Keramat Kembar Karangasem terletak di Desa Bungaya Kangin, Kecamatan Bebandem, Kabupaten Karangasem, Bali. Makam keramat tersebut berada tidak jauh dari Jalan Raya Subangan arah ke utara, jalan tembus menuju ke Singaraja dari Desa Temukus. Dari Singaraja berjarak ± 6-7 km.
Di dalam satu cungkup makam kembar tersebut terdapat makam tua/kuno berjajar dengan makam Habib Ali bin Zainal Abidin al-Idrus. Menurut masyarakat, makam kuno inilah yang dikeramatkan sejak zaman dahulu. Makam ini diperkirakan berusia 350—400 tahun. Adapun mengenai nama, sejarah, dan dari mana asalnya, tidak satu pun yang tahu, bahkan juru kuncinya pun tidak tahu. Sebagian kalangan menyebutkan bahwa makam ini adalah makam dari Syekh Maulana Yusuf al-Baghdi al-Maghribi.
Adapun Habib Ali Zainal Abidin al-Idrus (wafat pada 9 Ramadhan 1404 H / 19 Juni 1983) dikenal sebagai ulama besar yang arif bijaksana, dan banyak santri yang mengaji kepadanya yang berasal dari Bali, Lombok dan sekitarnya. Semasa hidupnya, beliau menjadi juru kunci makam kuno itu dan dimakamkan di samping makan kuno tersebut.

5. Habib Syaikh Mawlana Yusuf al-Baghdadi al-Maghribi.
Wali kelima ialah Habib Syaikh Mawlana Yusuf al-Baghdadi al-Maghribi. yang dimakamkan tidak jauh dari makam Habib Ali bin Zainal Al-Idrus di Desa Bungaya Kangin, Kecamatan Bebandem, Karangasem.
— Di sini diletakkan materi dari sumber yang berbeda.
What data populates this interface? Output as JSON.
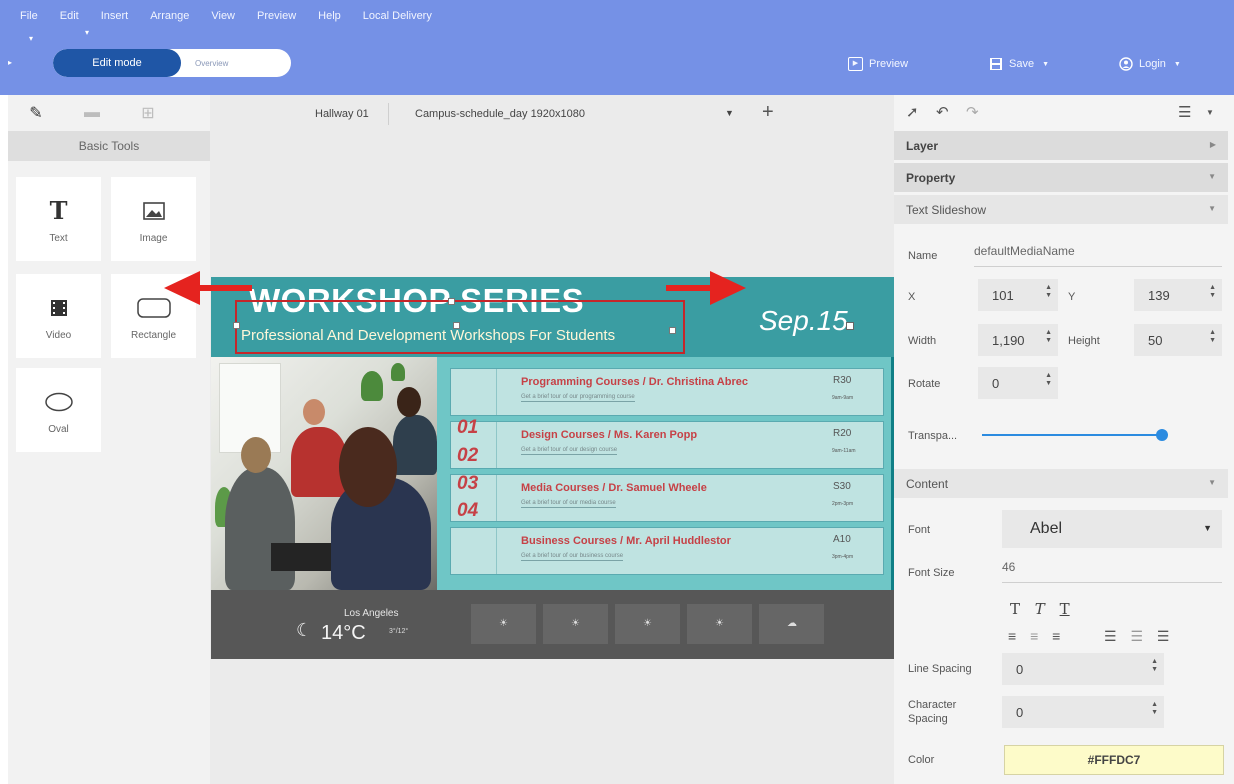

Di atas makam tersusun batu bata merah tanpa semen yang tak terawat dan tampak sangat tua. Makam itu selamat dari amukan Gunung Agung yang meletus dengan dahsyat pada 1963.

6. Syaih Abdul Qadir Muhammad
Wali yang keenam ialah Syaih Abdul Qadir Muhammad, yang nama aslinya Thee Kwan Pau-lie, di Desa Temukus, Kecamatan Banjar, Kabupaten Buleleng. Penduduk menyebutnya sebagai Keramat Karang Rupit. Semasa remaja, ia adalah murid Sunan Gunung Jati, Cirebon, Jawa Barat. Para peziarah, baik muslim maupun Hindu, biasanya banyak berkunjung pada hari Rabu terakhir (Rebu Wekasan) bulan Shafar. Uniknya, masing-masing mengelar upacara menurut keyakinan masing-masing.
Makam Keramat Karang Rupit terletak di Desa Temukus (Labuan Aji), Kecamatan Banjar, Kabupaten Buleleng, Bali. Makam tersebut berada di tepi Jalan Raya Seririt. Berjarak ± 15 km dari Singaraja
Makam keramat ini adalah makam dari Syeikh Abdul Qadir Muhammad yang memiliki nama asli The Kwan Lie atau The Kwan Pao-Lie. Penduduk setempat menyebutnya sebagai Keramat Karang Rupit.Semasa remaja, beliau adalah murid Sunan Gunung Jati di Cirebon, Jawa Barat. Para peziarah, baik muslim maupun Hindu, biasanya banyak berkunjung pada hari Rabu terakhir (Rabu Wekasan) bulan Shafar. Uniknya, masing-masing menggelar upacara menurut keyakinan masing-masing


HABIB ALI BIN UMAR BIN ABU BAKAR BAFAQIH

Habib Ali Bafaqih dilahirkan dari pasangan Habib Umar dan Syarifah Nur, Beliau lahir pada tahun 1890 di Banyuwangi. Menjelang usia 20 tahun, atau sekitar tahun 1910, Sayyid Ali “berlayar” ke tanah suci Mekah untuk memperdalam ilmu agamanya. Keberangkatan ke Mekah ini atas “sponsor” Haji Sanusi, ulama terkemuka di Banyuwangi pada masa itu. Beliau mukim di Siib Ali (Mekah) lebih kurang tujuh tahun lamanya. Sepulang dari Mekah, Habib Ali kembali ke tanah air dan menambahkan ilmunya di Pondok pesantren di Jombang yang di asuh oleh Kyai Wahab Abdullah. Selain mendalami ilmu Al Quran di waktu mudanya beliau dikenal sebagai pendekar silat yang sangat tangguh.Jauh sebelum beliau mendirikan Pondok Pesantren “Syamsul Huda” di Loloan Barat Kecamatan Negara Kabupaten Jembrana, Beliau mengajar di Madrasah Khairiyah selama setahun di daerah kelahirannya Banyuwangi. Perjalanan ke Bali beliau lakukan perjalan ini atas permintaan Datuk Kyai Haji Mochammad Said, seorang ulama besar di Loloan. Mulailah Syiar Islam berbinar di Loloan dengan makin bertambahnya ulama setingkat Kyai Sayyid Ali Bafaqih.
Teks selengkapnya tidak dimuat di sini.